His father, Percy Bergeron, grew, cut and sold hay in Davie. He later opened one of the town’s first grocery stores, which closed in the 1950s.
Ron Bergeron, 74, said he grew up poor, especially compared with friends whose families owned citrus groves and cattle and dairy farms.
“My mother always said, ‘Thank God for the day and what you got, and don’t worry about what you ain’t got cause you ain’t got it anyway,’” he said.
Before he became a millionaire, Bergeron was an accomplished rodeo competitor. He started his career in 1962 as a bronc rider and won several championships. Among his rodeo highlights: qualifying among the top 15 cowboys in the world at the 1984 International Rodeo Association finals in Tulsa, Okla.
He got his first developer job with some moxie. He was 22 and owned just a bulldozer and a dump truck. He asked developer Mort Kalin to hire him to lay the infrastructure for 3,000 acres that became the Pembroke Lakes and Pembroke malls.
“I’m not building a driveway, I’m building a city,” Kalin first told him, before bonding over a love of horses and then the job offer.
About Bergeron Family of Cos.
Bergeron went on to become the founder and CEO of the Bergeron Family of Cos., which comprises 60 businesses that employ hundreds of people in highway construction, rock pits and quarries, agriculture, real estate development, waste development and disaster recovery services.
When he became a success, Bergeron asked his parents to join him in the business venture. They “worked with me, not for me,” he said.
His father, who died in 1988, was named vice president of Bergeron Land Development, which eventually built the $119 million State Road 84 interchange to connect Interstate 595, Interstate 95 and Fort Lauderdale-Hollywood International Airport. He was also president of Bergeron Sand & Rock Mining Inc., which produces the material used in road projects.
His mother, Dorothy Bergeron, worked in about a half-dozen Bergeron businesses, dealing with everything from mining to land development. She died in 1991.

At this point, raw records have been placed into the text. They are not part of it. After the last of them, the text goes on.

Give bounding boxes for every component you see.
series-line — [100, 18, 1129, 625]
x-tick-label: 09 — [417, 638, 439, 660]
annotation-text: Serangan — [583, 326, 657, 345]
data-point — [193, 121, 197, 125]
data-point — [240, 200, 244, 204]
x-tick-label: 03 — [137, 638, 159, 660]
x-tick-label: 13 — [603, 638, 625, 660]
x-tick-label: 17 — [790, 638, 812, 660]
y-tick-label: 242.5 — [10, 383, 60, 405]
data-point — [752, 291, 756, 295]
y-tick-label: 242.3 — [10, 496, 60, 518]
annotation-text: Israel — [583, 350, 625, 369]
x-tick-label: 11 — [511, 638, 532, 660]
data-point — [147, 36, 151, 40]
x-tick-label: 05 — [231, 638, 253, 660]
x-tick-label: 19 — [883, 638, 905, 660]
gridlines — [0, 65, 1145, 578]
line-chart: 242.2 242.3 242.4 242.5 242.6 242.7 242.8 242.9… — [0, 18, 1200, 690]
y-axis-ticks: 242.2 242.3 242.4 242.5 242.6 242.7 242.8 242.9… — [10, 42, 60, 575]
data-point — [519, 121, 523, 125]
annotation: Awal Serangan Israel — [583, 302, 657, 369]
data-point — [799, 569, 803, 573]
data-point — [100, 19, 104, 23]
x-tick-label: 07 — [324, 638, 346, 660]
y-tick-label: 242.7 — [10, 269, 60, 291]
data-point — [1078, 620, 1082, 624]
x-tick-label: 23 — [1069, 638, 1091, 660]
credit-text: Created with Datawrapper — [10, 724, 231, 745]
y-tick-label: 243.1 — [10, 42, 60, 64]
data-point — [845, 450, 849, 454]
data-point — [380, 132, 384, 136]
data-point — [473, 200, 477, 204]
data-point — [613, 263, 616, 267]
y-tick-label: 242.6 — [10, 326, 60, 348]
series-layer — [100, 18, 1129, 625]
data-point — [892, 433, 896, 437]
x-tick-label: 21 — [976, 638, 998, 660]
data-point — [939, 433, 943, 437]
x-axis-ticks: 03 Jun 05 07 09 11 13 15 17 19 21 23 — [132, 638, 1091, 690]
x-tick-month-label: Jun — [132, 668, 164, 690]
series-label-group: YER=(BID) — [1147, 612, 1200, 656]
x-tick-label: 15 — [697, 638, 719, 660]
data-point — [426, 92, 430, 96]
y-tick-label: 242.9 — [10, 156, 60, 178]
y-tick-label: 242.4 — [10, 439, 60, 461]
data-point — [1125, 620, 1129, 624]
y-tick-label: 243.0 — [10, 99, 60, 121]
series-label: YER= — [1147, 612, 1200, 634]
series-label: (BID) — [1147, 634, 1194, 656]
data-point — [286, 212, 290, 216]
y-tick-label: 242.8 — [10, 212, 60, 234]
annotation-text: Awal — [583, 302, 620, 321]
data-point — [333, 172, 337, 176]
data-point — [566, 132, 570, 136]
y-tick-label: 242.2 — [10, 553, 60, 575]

Today, Ron Bergeron’s four daughters — Diamond Rose, Sierra Starr, Lisa and Debbie — have gone their own way, with careers as a country music singer, registered nurse, missionary-turned-ranch operator and real estate agent, respectively.
But his sons, Ronnie Jr. and Lonnie, have taken up the family business, and their titles depend on the company. Ronnie Jr. deals with highway construction and quarries, and he expanded the business to create Bergeron Emergency Services, a national disaster clean-up company. Lonnie oversees the 75 commercial, residential and industrial real estate properties across the country that the family has been buying since 1968.
Ron Bergeron has famously never publicly revealed his net worth. Asked whether he’ll finally share that number now, he replies with a smile: “Probably not.”
But he has ranches in Parkland, Weston and Ocala and an 8,000-acre preserve in Hendry County. He said he bought 2,500 acres of land in 1972 at $2,000 an acre — it’s worth hundreds of times more now — in southwest Broward, and he won’t let it go.
“I don’t sell a lot of land. I create annuities for the future. Land values are still going up,” he said.
And he shares his wealth with one of his favorite charities, the Boys and Girls Clubs of Broward County, by lending his Weston ranch as the site of a flow of fundraisers.
Five questions for Ron Bergeron
Matt Organ, executive vice president of the Boys and Girls Club, said in the past 22 years the organization has raised about $10 million from donors who want to spend a full day on a working ranch surrounded by nature.
“First of all, he’s awesome,” said Organ. “He’s simply an awesome human being, he’s one of the good people on this earth. He’s very humble and gracious.”
Bergeron is modest about his accomplishments. At the end of the day, he says he’s just a cowboy who still puts his “pants on one leg at a time.”
“My culture, roots and heritage are still the same,” he said.
And he approaches his business with the same attitude he does as a cowboy.
“I go to a rodeo to kick your ass,” he said.